Earlier in the year, Year 2 established two worm farms in the form of two adapted wheelie bins with no less than 8000 tiger worms which had the potential to grow to a self-regulating colony of about 30,000 worms. Over the last two terms, the bins have provided the perfect environment for composting left over food scraps from school lunches. The girls have become very proficient at understanding what is and what is not suitable to place in the worm bins and with their sensibility towards sustainability, now think of their scraps as a resource rather than waste. Worms like variety in their diet and with moisture added to the mix, a rich worm tea and worm castings can be drawn from the bottom of the bins at regular intervals that is a nutrient rich fertiliser.
The girls collected dozens of plastic milk bottles to recycle and have been diligently collecting the ‘tea’ and worm castings from the bottom of the bin. They are quick with information about the different properties of the two with the castings – worm ‘waste’ – being the richest source of nutrients.

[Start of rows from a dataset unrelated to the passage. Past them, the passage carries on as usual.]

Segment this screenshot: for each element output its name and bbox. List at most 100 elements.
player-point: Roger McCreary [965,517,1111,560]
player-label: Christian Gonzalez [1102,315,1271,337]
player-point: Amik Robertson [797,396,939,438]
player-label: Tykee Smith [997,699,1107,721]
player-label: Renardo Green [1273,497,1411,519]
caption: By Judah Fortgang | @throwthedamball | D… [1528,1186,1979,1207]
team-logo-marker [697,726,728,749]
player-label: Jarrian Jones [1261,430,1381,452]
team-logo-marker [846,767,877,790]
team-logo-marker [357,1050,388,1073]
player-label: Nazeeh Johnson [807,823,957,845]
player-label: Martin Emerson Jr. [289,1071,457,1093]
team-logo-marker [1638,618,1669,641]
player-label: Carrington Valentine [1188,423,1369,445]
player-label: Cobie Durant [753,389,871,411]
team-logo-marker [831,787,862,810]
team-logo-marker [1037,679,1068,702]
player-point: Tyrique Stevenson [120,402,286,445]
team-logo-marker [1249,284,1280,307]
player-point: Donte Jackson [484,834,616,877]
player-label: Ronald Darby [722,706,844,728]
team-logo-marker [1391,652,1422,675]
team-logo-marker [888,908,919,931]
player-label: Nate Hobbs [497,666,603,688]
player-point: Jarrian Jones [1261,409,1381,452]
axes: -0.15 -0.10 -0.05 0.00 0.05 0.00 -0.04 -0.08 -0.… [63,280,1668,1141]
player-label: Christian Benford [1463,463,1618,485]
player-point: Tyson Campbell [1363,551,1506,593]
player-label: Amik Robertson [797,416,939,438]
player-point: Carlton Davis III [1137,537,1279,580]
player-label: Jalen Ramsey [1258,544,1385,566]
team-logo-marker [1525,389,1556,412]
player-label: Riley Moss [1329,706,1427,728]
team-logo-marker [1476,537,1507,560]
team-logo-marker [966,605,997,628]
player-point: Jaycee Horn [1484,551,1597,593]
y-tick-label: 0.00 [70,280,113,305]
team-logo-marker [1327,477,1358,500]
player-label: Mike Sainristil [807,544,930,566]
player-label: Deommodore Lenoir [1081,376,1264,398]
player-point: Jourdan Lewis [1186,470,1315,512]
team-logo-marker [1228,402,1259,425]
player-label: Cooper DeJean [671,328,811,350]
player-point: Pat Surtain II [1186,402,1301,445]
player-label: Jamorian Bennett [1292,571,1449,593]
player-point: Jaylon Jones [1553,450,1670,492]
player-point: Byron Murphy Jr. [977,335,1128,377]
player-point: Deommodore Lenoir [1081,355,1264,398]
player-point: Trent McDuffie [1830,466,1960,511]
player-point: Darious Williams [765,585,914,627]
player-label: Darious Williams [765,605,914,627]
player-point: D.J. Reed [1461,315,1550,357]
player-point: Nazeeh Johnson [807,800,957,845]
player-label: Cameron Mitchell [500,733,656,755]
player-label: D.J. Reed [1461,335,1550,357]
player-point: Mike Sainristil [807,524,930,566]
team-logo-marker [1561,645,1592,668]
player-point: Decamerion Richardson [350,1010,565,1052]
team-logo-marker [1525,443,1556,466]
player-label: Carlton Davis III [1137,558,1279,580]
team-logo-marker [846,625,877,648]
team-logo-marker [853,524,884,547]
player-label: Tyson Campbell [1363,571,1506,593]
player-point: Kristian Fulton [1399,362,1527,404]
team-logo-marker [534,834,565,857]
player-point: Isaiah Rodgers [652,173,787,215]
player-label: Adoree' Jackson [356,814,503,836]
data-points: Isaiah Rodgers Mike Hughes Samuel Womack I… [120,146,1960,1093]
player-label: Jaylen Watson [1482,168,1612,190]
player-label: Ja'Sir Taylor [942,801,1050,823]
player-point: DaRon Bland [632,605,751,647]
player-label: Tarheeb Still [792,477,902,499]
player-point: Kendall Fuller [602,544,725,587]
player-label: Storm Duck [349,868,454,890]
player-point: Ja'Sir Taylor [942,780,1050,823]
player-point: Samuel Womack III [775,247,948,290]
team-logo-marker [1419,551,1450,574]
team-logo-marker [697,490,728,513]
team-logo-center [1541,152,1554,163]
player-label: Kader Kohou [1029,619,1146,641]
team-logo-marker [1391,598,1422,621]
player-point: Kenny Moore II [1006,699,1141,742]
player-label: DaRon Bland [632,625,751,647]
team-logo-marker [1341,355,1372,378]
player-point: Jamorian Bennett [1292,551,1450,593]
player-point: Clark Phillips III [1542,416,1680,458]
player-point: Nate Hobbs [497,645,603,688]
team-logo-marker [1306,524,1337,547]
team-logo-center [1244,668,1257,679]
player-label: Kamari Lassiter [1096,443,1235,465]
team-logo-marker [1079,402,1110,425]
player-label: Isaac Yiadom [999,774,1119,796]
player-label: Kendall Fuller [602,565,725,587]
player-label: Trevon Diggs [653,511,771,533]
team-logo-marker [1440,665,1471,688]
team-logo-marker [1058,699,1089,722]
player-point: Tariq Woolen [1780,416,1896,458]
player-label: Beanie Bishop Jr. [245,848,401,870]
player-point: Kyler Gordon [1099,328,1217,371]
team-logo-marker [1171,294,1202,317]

As with all good business ventures, they discussed how they could benefit from this natural resource. They may only be 6 and 7 years old but a marketing plan was devised to ensure a maximum return on their efforts! Posters went up, flyers went home, labels were individually hand drawn, customer information sheets prepared and they decided on the perfect price point. They had also been carefully schooled on how to deal with their customers and were not the slightest bit reticent about upselling – or blatantly asking the mums and dads if they’d like to make a donation rather than receive their change! Over the course of 20 minutes hard sell, the girls raised $505.40 which will go towards the establishment of a vegetable garden next year. Who knows, we could be watching out for a Saint Kentigern Girls’ School Farmers’ Market next year!